Tichys Einblick
KIRCHE IN DER KRISE

Kirchenaustritte nehmen zu

Vor allem Jüngere verlassen die Gemeinden. Bis 2060 wird es in Deutschland weniger evangelische Christen als Muslime geben. Für die EKD kein Grund für einen Kurswechsel.
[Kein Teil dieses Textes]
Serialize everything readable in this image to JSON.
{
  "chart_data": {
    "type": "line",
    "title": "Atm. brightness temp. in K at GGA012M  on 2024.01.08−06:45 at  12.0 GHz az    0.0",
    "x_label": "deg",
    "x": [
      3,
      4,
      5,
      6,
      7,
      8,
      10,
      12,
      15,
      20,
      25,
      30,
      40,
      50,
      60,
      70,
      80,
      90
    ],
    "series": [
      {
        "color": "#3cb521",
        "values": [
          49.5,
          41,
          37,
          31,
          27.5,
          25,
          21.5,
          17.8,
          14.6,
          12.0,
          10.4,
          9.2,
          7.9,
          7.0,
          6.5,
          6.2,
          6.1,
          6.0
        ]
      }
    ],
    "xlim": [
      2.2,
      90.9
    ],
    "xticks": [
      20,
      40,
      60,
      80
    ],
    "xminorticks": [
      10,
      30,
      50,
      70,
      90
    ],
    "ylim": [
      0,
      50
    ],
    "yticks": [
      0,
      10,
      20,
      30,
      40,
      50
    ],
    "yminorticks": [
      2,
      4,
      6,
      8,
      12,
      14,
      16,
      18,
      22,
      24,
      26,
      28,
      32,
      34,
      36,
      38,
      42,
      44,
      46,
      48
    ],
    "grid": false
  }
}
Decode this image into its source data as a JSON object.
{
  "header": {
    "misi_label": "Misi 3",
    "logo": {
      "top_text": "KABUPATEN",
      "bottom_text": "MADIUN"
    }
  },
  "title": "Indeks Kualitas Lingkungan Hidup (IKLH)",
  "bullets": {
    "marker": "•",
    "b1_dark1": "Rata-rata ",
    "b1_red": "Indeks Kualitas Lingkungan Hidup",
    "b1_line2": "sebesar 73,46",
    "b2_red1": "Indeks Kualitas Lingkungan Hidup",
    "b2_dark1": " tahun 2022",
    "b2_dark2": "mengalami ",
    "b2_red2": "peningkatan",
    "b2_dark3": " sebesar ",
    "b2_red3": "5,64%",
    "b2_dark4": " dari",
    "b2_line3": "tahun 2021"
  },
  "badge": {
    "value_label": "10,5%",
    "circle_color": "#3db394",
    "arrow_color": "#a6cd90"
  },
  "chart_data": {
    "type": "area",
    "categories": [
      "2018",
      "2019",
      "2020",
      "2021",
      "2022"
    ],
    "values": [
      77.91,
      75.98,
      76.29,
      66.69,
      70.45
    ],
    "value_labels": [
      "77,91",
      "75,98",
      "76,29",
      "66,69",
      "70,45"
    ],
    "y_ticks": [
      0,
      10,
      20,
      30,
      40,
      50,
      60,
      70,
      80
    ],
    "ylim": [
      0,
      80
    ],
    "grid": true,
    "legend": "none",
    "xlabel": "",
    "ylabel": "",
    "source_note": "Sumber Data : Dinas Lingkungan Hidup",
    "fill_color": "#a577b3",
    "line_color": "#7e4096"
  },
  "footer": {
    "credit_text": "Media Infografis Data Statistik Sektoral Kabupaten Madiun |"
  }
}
picture alliance/dpa | Rolf Vennenbernd

Noch gehören 22,6 Millionen Deutsche der katholischen Kirche und 20,7 Millionen der evangelischen Glaubensgemeinschaft an. Der katholische Bevölkerungsanteil lag 2019 bei 27,2, der evangelische bei 24,9 Prozent. Für die beiden großen Kirchen markiert das einen historischen Tiefstand – vor allem weil die Zahl der Kirchenaustritte rasant zunimmt. Zum Vergleich: 1956 zählten sich in (West-) Deutschland noch 50,1 Prozent zur evangelischen und 45,9 Prozent zur katholischen Kirche. Bei der Zahl der Kirchenaustritte überholte 2019 die katholische Kirche die evangelische – ein Novum: Etwa 273.000 wendeten sich von der römisch-katholischen Gemeinschaft ab, 270.000 von der EKD.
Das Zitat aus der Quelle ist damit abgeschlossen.